Question

I have an Entity baseclass which the classes Player and Enemy Inherit.

class Entity
{
  public:

    virtual void Update(sf::RenderWindow &window) {};
    virtual void Draw(sf::RenderWindow &window) {};

};

Both player and enemy contain a sprite object that looks like this:

class Player : Entity
{
   public:

   sf::Sprite sprite

    void Update(sf::RenderWindow &window);
    void Draw(sf::RenderWindow &window)
}

Player and Enemy are created inside a vector which is set up like this:

class EntityManager
{
   public:
   void CollisionCheck();
   private:
   std::vector<Entity*> entityVector;
}

I'm looking to use a collision detection function of this form:

bool Collision::CircleTest(const sf::Sprite& Object1, const sf::Sprite& Object2)

So I'm trying to do something like this:

void EntityManager::ColCheck()
{
   if (Collision::CircleTest(entityVector[0]->sprite, entityVector[1]->sprite))
      {
         cout << "COLLISION\n";
      }
}

This results in the following compile error:

‘class Entity’ has no member named ‘sprite’

I'm unsure how to create a dummy sprite in Entity so that I can access the player and enemy sprites using the above method.

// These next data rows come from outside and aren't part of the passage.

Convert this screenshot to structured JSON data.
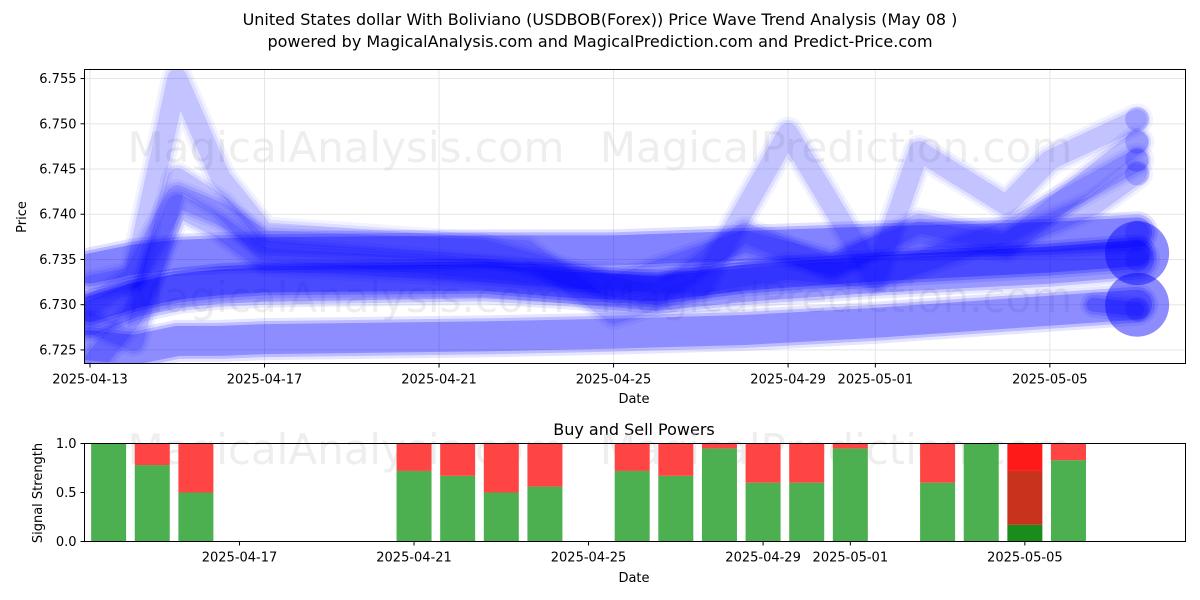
{
  "figure": {
    "title": "United States dollar With Boliviano (USDBOB(Forex)) Price Wave Trend Analysis (May 08 )",
    "subtitle": "powered by MagicalAnalysis.com and MagicalPrediction.com and Predict-Price.com",
    "watermarks": [
      "MagicalAnalysis.com",
      "MagicalPrediction.com"
    ]
  },
  "chart_data": [
    {
      "type": "line",
      "title": "",
      "xlabel": "Date",
      "ylabel": "Price",
      "xlim": [
        "2025-04-13",
        "2025-05-08"
      ],
      "ylim": [
        6.7235,
        6.756
      ],
      "x_ticks": [
        "2025-04-13",
        "2025-04-17",
        "2025-04-21",
        "2025-04-25",
        "2025-04-29",
        "2025-05-01",
        "2025-05-05"
      ],
      "y_ticks": [
        6.725,
        6.73,
        6.735,
        6.74,
        6.745,
        6.75,
        6.755
      ],
      "grid": true,
      "line_color": "#0000ff",
      "series": [
        {
          "x": [
            "2025-04-13",
            "2025-04-14",
            "2025-04-15",
            "2025-04-16",
            "2025-04-17",
            "2025-04-22",
            "2025-04-24",
            "2025-04-26",
            "2025-04-28",
            "2025-05-01",
            "2025-05-05",
            "2025-05-07"
          ],
          "values": [
            6.7295,
            6.731,
            6.732,
            6.7325,
            6.7328,
            6.733,
            6.7322,
            6.7318,
            6.733,
            6.734,
            6.735,
            6.7357
          ]
        },
        {
          "x": [
            "2025-04-13",
            "2025-04-14",
            "2025-04-15",
            "2025-04-16",
            "2025-04-17",
            "2025-04-22",
            "2025-04-24",
            "2025-04-26",
            "2025-04-28",
            "2025-05-01",
            "2025-05-05",
            "2025-05-07"
          ],
          "values": [
            6.7285,
            6.7305,
            6.7315,
            6.732,
            6.7322,
            6.7326,
            6.732,
            6.7312,
            6.7322,
            6.7332,
            6.7342,
            6.735
          ]
        },
        {
          "x": [
            "2025-04-13",
            "2025-04-14",
            "2025-04-15",
            "2025-04-16",
            "2025-04-17",
            "2025-04-22",
            "2025-04-25",
            "2025-04-28",
            "2025-05-01",
            "2025-05-05",
            "2025-05-07"
          ],
          "values": [
            6.734,
            6.735,
            6.7355,
            6.7357,
            6.7358,
            6.736,
            6.736,
            6.7365,
            6.737,
            6.7375,
            6.738
          ]
        },
        {
          "x": [
            "2025-04-13",
            "2025-04-14",
            "2025-04-15",
            "2025-04-16",
            "2025-04-17",
            "2025-04-21",
            "2025-04-24",
            "2025-04-27",
            "2025-04-29",
            "2025-05-01",
            "2025-05-04",
            "2025-05-07"
          ],
          "values": [
            6.723,
            6.729,
            6.741,
            6.7385,
            6.735,
            6.734,
            6.733,
            6.7325,
            6.734,
            6.733,
            6.738,
            6.746
          ]
        },
        {
          "x": [
            "2025-04-13",
            "2025-04-14",
            "2025-04-15",
            "2025-04-16",
            "2025-04-17",
            "2025-04-22",
            "2025-04-25",
            "2025-04-28",
            "2025-04-30",
            "2025-05-02",
            "2025-05-04",
            "2025-05-07"
          ],
          "values": [
            6.732,
            6.733,
            6.742,
            6.74,
            6.737,
            6.736,
            6.732,
            6.737,
            6.7345,
            6.738,
            6.7365,
            6.748
          ]
        },
        {
          "x": [
            "2025-04-13",
            "2025-04-14",
            "2025-04-15",
            "2025-04-16",
            "2025-04-17",
            "2025-04-20",
            "2025-04-23",
            "2025-04-25",
            "2025-04-27",
            "2025-04-29",
            "2025-05-01",
            "2025-05-02",
            "2025-05-04",
            "2025-05-05",
            "2025-05-07"
          ],
          "values": [
            6.73,
            6.733,
            6.755,
            6.744,
            6.738,
            6.737,
            6.736,
            6.729,
            6.732,
            6.749,
            6.733,
            6.747,
            6.741,
            6.746,
            6.7505
          ]
        },
        {
          "x": [
            "2025-04-13",
            "2025-04-14",
            "2025-04-15",
            "2025-04-16",
            "2025-04-17",
            "2025-04-22",
            "2025-04-24",
            "2025-04-26",
            "2025-04-28",
            "2025-04-30",
            "2025-05-02",
            "2025-05-04",
            "2025-05-06",
            "2025-05-07"
          ],
          "values": [
            6.728,
            6.726,
            6.744,
            6.741,
            6.736,
            6.734,
            6.733,
            6.731,
            6.738,
            6.734,
            6.739,
            6.737,
            6.741,
            6.7445
          ]
        },
        {
          "x": [
            "2025-04-13",
            "2025-04-14",
            "2025-04-15",
            "2025-04-16",
            "2025-04-17",
            "2025-04-22",
            "2025-04-25",
            "2025-04-28",
            "2025-05-01",
            "2025-05-04",
            "2025-05-07"
          ],
          "values": [
            6.7255,
            6.725,
            6.726,
            6.726,
            6.7262,
            6.7265,
            6.7268,
            6.7272,
            6.728,
            6.729,
            6.73
          ]
        },
        {
          "x": [
            "2025-05-06",
            "2025-05-07"
          ],
          "values": [
            6.73,
            6.7295
          ]
        }
      ]
    },
    {
      "type": "bar",
      "title": "Buy and Sell Powers",
      "xlabel": "Date",
      "ylabel": "Signal Strength",
      "ylim": [
        0,
        1
      ],
      "y_ticks": [
        0.0,
        0.5,
        1.0
      ],
      "x_ticks": [
        "2025-04-17",
        "2025-04-21",
        "2025-04-25",
        "2025-04-29",
        "2025-05-01",
        "2025-05-05"
      ],
      "colors": {
        "buy": "#4caf50",
        "sell": "#ff4444",
        "strong_buy": "#1a8c1a",
        "strong_sell": "#ff1a1a",
        "mid": "#c8331e"
      },
      "categories": [
        "2025-04-14",
        "2025-04-15",
        "2025-04-16",
        "2025-04-21",
        "2025-04-22",
        "2025-04-23",
        "2025-04-24",
        "2025-04-26",
        "2025-04-27",
        "2025-04-28",
        "2025-04-29",
        "2025-04-30",
        "2025-05-01",
        "2025-05-03",
        "2025-05-04",
        "2025-05-05",
        "2025-05-06"
      ],
      "series": [
        {
          "name": "buy",
          "values": [
            1.0,
            0.78,
            0.5,
            0.72,
            0.67,
            0.5,
            0.56,
            0.72,
            0.67,
            0.95,
            0.6,
            0.6,
            0.95,
            0.6,
            1.0,
            0.17,
            0.83
          ]
        },
        {
          "name": "sell",
          "values": [
            0.0,
            0.22,
            0.5,
            0.28,
            0.33,
            0.5,
            0.44,
            0.28,
            0.33,
            0.05,
            0.4,
            0.4,
            0.05,
            0.4,
            0.0,
            0.83,
            0.17
          ]
        }
      ]
    }
  ]
}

Is this possible?

I'm stumped and would greatly appreciate any help anyone can offer!

Was it helpful?

Solution

If everything in your code that derives from Entity has a sprite object, then you should declare that object in the base class.

Not declaring the object in the base class means that there could be a class inheriting from Entity that does not have a sprite object, which means that ColCheck has no valid basis for assuming that elements of entityVector point to something that has a variable called sprite. Make sense?

OTHER TIPS

You probably shouldn't create a dummy unless having a sprite is something ALL entities have.

What you might want is to use a visitor pattern or possibly one of the many multiple-dispatch implementations. Which and what will end up having to be up to you.

If both Player and Enemy classes contain sprite, why not declare it inside Entity? This should solve your problem.

You could make a member function sprite() that is declared as a pure virtual function inside Entity:

class Entity {
public:
    virtual void Update(sf::RenderWindow &window) {};
    virtual void Draw(sf::RenderWindow &window) {};

    virtual sf::Sprite& sprite() = 0;
};

Then, the Player and Enemy implementations would return the sf::Sprite instance variables each has. However, the other posters bring up a valid point; it might make sense to have the sprite be in the base class if all derived classes are going to have one.